Bunu dememle annemin gözlerinin dolması bir olmuştu. Gelip bana sarıldı. Onu ittim. Hıçkırıklarının arasında konuşmaya başladı.

"Oğlum çok özür dilerim. Seni bu hala biz getirdik. Çok çok özür dilerim."

"Biz falan deme biz diye bir şey kalmadı. Bak ne diyeceğim boşanalım bu iki çocuğumuz için de en iyisi olur."

Bunu demesiyle öfke dolu gözlerle babama baktım. Arkamda Ucube belirdi ve bana vazoyu alıp babamın kafasına geçirmemi söyledi. Ben ise onun dediğini gerçekleştirerek öfkeme yenik düştüm. Sırıtarak masadaki vazoyu aldım ve babamın kafasına geçirdim daha sonrasında ise ona yumruklar savurmaya başladım. Annem beni durdurmaya çalıştı fakat bu sefer ona da tokat atınca durdu.

Daha sonradan aklım başıma geldi. Elimdeki kana ve karşımda zar zor nefes alan o iğrendiğim adama baktım. Ölmüş müydü? Yaşıyor muydu? Ben ne yapmıştım? Hızlıca odama çıkıp bir takım eşyalar alıp evden kaçtım.

Kendimi ormana attım. İnsanların tek gelmeyeceği yer burasıydı ve en huzurlu yer de yine burasıydı. Ben ormana gittiğim sırada hava kararmıştı hatta yağmur bile başlamıştı. Üzerimde ince beyaz bir gömlek, altımda ise kumaş siyah bir pantolon vardı. Eşyalarımı koyduğum çanta da sırılsıklam olmuştu. Bütün vücudum ortadaydı. Şansa oyulmuş bir ağaç buldum bir insanın sığabileceği kadar büyük bir oyuktu. Bu ağaç dağın tepesine çok yakındı. Aynı gözüme çarpan beyaz kulübe gibi...

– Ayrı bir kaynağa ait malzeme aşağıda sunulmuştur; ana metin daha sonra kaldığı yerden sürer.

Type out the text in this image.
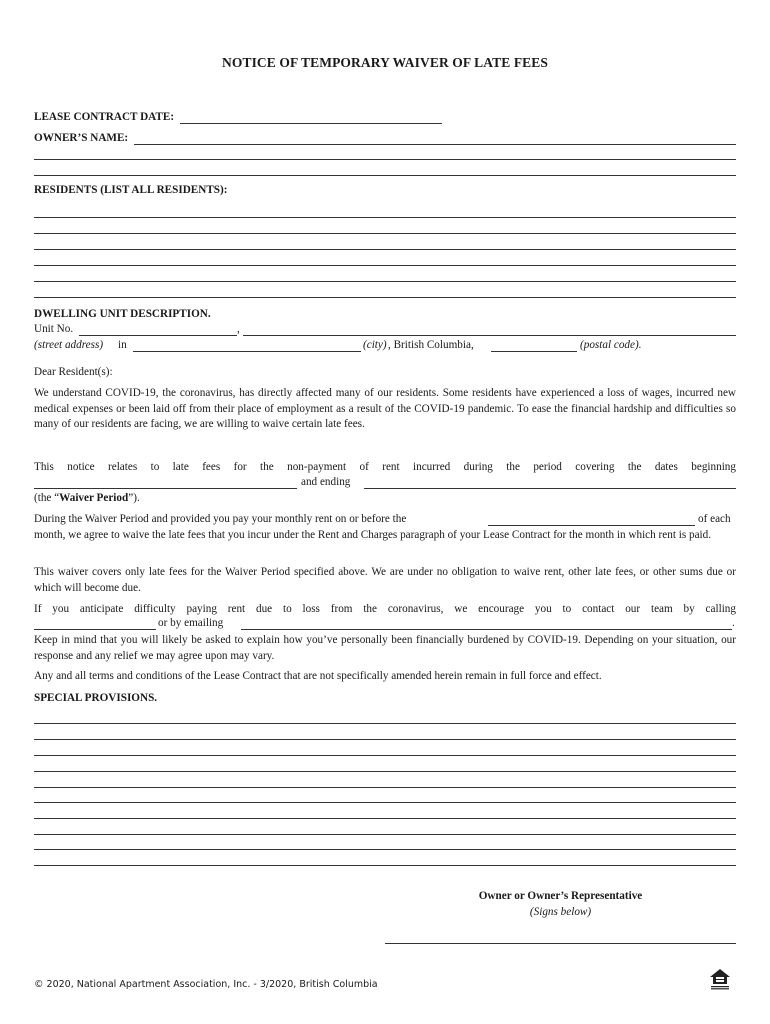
NOTICE OF TEMPORARY WAIVER OF LATE FEES
LEASE CONTRACT DATE:
OWNER’S NAME:
RESIDENTS (LIST ALL RESIDENTS):
DWELLING UNIT DESCRIPTION.
Unit No.	,
(street address) in	(city) , British Columbia,	(postal code).
Dear Resident(s):
We understand COVID-19, the coronavirus, has directly affected many of our residents. Some residents have experienced a loss of wages, incurred new medical expenses or been laid off from their place of employment as a result of the COVID-19 pandemic. To ease the financial hardship and difficulties so many of our residents are facing, we are willing to waive certain late fees.
This notice relates to late fees for the non-payment of rent incurred during the period covering the dates beginning
and ending
(the “Waiver Period”).
During the Waiver Period and provided you pay your monthly rent on or before the	of each
month, we agree to waive the late fees that you incur under the Rent and Charges paragraph of your Lease Contract for the month in which rent is paid.
This waiver covers only late fees for the Waiver Period specified above. We are under no obligation to waive rent, other late fees, or other sums due or which will become due.
If you anticipate difficulty paying rent due to loss from the coronavirus, we encourage you to contact our team by calling
or by emailing	.
Keep in mind that you will likely be asked to explain how you’ve personally been financially burdened by COVID-19. Depending on your situation, our response and any relief we may agree upon may vary.
Any and all terms and conditions of the Lease Contract that are not specifically amended herein remain in full force and effect.
SPECIAL PROVISIONS.
Owner or Owner’s Representative
(Signs below)
© 2020, National Apartment Association, Inc. - 3/2020, British Columbia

Yağmur baya hızlanmıştı ben ise oyuğun içinde sigara içiyordum. Bir yandan da üşüdüğüm için titriyordum. Bir süre sonra yaprak çıtırtıları duydum. Bir insan mı geliyordu. Hadi canım dağın tepesinde kimin ne işi vardı?

Adımlar giderek yaklaşıyordu ben ise sakince sigaramın verdiği zehirle keyif bulmaya devam ediyordum. Adımlar iyice yaklaştı ve oyuğun önünde durdu. Evet bu bir insandı. Oyuğun yanına eğildi ve bana baktı. Bu bana sabah çarpan adama çok benziyordu hatta belki de oydu. Bir süre bakıştık daha sonra elini uzattı ve konuştu.

"Kader bizi yine karşılaştırdı."

Bunu dedi ve ardından güldü. Elini tuttum ve kalktım. Bana bir şemsiye uzattı. Onun üzerinde zaten sarı bir yağmurluk vardı.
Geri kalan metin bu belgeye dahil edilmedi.